Escribir La sonrisa del gato no me llevó mucho tiempo. Si consulto mis notas veo que fue escrita entre setiembre y noviembre de 1994. Tres meses. Menos, en realidad. La historia casi se escribía sola: una vez encarrilada la situación y definidos los personajes principales, era cuestión de dejarse llevar y, de vez en cuando, empujarlos en la dirección correcta.
Desde entonces, han pasado más de veintinco años. Quiero creer (pero quién sabe, quizá me equivoco) que algo he aprendido desde entonces y que he escrito alguna que otra novela mejor en este tiempo. Aunque hay quien dice que no.
Si la hubiera escrito hoy, tal vez sería una novela más larga. Y quizá eso sería un error. La sonrisa del gato funciona, entre otras cosas, por su ritmo, su cadencia de respiración, que lleva al lector sin dificultad de un lado a otro de la historia. Hacer una novela más larga y no perder ese ritmo en el proceso creo que me resultaría difícil.
Claro, ahora le veo las costuras. Los lugares en los que conté demasiado o demasiado poco. Las cosas que no supe dejar claras. Los momentos que parecían fruto del autor sacándose un oportuno conejo de una no menos oportuna chistera. Pero, pese a todo, me sigue funcionando. La releo y me reconozco en ella, reconozco mis obsesiones narrativas y vitales, mi forma de contar, las cosas que me preocupan y me interesan. La historia me lleva sin problemas y, mientras la estoy leyendo, me la creo. Y, sobre todo, me sigue gustando el final. Ese momento en el que Memo vuelve a la Peonza, hace lo que tiene que hacer y se sienta a esperar qué pasa, sin saber realmente qué le deparará el futuro.

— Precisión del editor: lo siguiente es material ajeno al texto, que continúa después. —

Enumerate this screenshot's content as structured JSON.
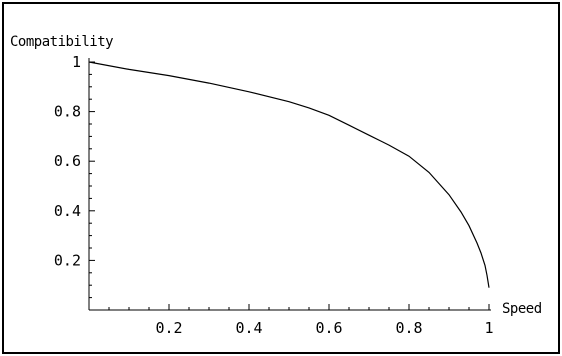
{
  "chart_data": {
    "type": "line",
    "title": "",
    "xlabel": "Speed",
    "ylabel": "Compatibility",
    "xlim": [
      0,
      1
    ],
    "ylim": [
      0.085,
      1
    ],
    "x_ticks": [
      {
        "value": 0.2,
        "label": "0.2"
      },
      {
        "value": 0.4,
        "label": "0.4"
      },
      {
        "value": 0.6,
        "label": "0.6"
      },
      {
        "value": 0.8,
        "label": "0.8"
      },
      {
        "value": 1.0,
        "label": "1"
      }
    ],
    "y_ticks": [
      {
        "value": 0.2,
        "label": "0.2"
      },
      {
        "value": 0.4,
        "label": "0.4"
      },
      {
        "value": 0.6,
        "label": "0.6"
      },
      {
        "value": 0.8,
        "label": "0.8"
      },
      {
        "value": 1.0,
        "label": "1"
      }
    ],
    "grid": false,
    "series": [
      {
        "x": [
          0.0,
          0.1,
          0.2,
          0.3,
          0.4,
          0.5,
          0.55,
          0.6,
          0.65,
          0.7,
          0.75,
          0.8,
          0.85,
          0.9,
          0.93,
          0.95,
          0.97,
          0.98,
          0.99,
          0.995,
          1.0
        ],
        "y": [
          1.0,
          0.97,
          0.945,
          0.915,
          0.88,
          0.84,
          0.815,
          0.785,
          0.745,
          0.705,
          0.665,
          0.62,
          0.555,
          0.465,
          0.395,
          0.34,
          0.27,
          0.23,
          0.18,
          0.14,
          0.09
        ]
      }
    ]
  }
}
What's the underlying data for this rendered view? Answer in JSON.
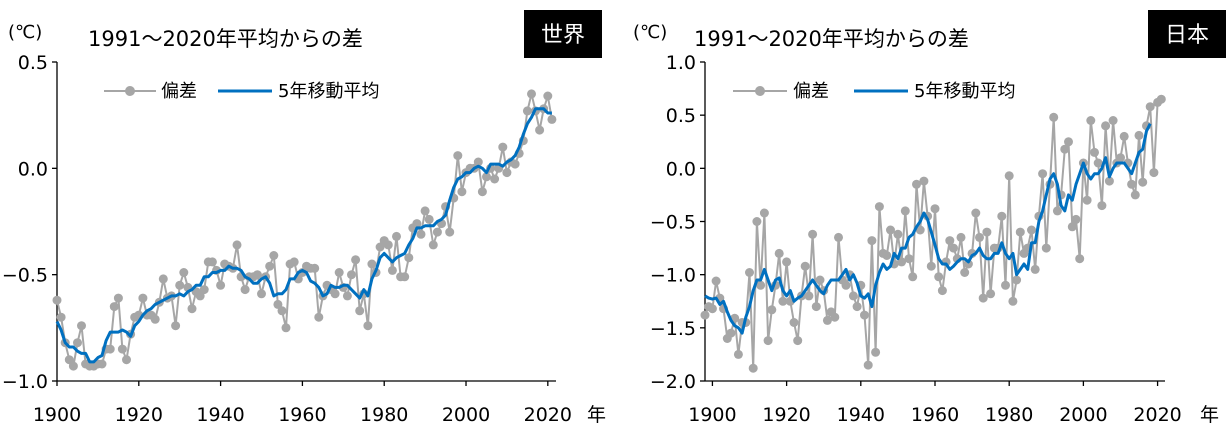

Tampoco yo lo sabía entonces. Y, en realidad, no importaba: el final natural de la historia era ése. Lo que importaba no era si Memo conseguía vengarse de Cheshire o fracasaba, sino el hecho en sí de que volvía para vengarse. Lo que pasase a partir de ahí, no me interesaba como escritor.
Podría contar mucho más; seguramente. Podría escarbar en la memoria y arañar alguna que otra anécdota sobre su creación, o la acogida que tuvo. Que aún hoy siga siendo una novela recordada con cariño por un importante sector de los aficionados españoles a la ciencia ficción creo que dice bastante.
Fue mi primera novela publicada. Mi primer hijo adulto, podríamos decir. Escrita por un tipo que no soy exactamente yo mismo, pero lo fue en cierta época. Lo bastante cercano a mí, en todo caso, para reconocerme en ella y sentirme moderadamente orgulloso de haberla escrito.
No hace mucho que volví sobre el texto. Me pasó buena parte de 2020 revisando mi antigua obra en busca de versiones definitivas, y una de las cosas que surgió de ahí fue Yggdrasil, un fix-up (aunque prefiero el término «novela episódica») de algo más de 800 páginas, que incorpora la parte más espacial, por así decir, de mi Ciclo de Drímar.
En él se incluyen las novelas cortas «Los celos de Dios», «Este relámpago, esta locura», «Bifrost» y «Un jinete solitario», además de la novelas Jormungand y, por supuesto, La sonrisa del gato. Hay una historia puente que srive como arco argumental común y argamasa narrativa, que es lo que transforma todas esa historias en origen independientes (aunque ambientadas en el mismo escenario) en una especie de novela.
Estoy bastante satisfecho con el resultado. El proceso que llevó a él supuso una profunda revisión de los textos originales y, en algunos casos, como en Jormungand, una poda importante de casi 40.000 palabras. Descubrí con cierta sorpresa que La sonrisa del gato apenas necesitaba retoques. Un pequeño pulido de estilo y alguna ligera modificación de alguna situación o un personaje, pero en general me funcionaba estupendamente como estaba.
Ahí está ahora, como parte de ese libro que, como he dicho, se llama Yggdrasil y que ha sido publicado en un solo volumen en ebook y en dos en papel. Es, o así lo considero, la versión definitiva de esa parte de mi ciclo de Drímar.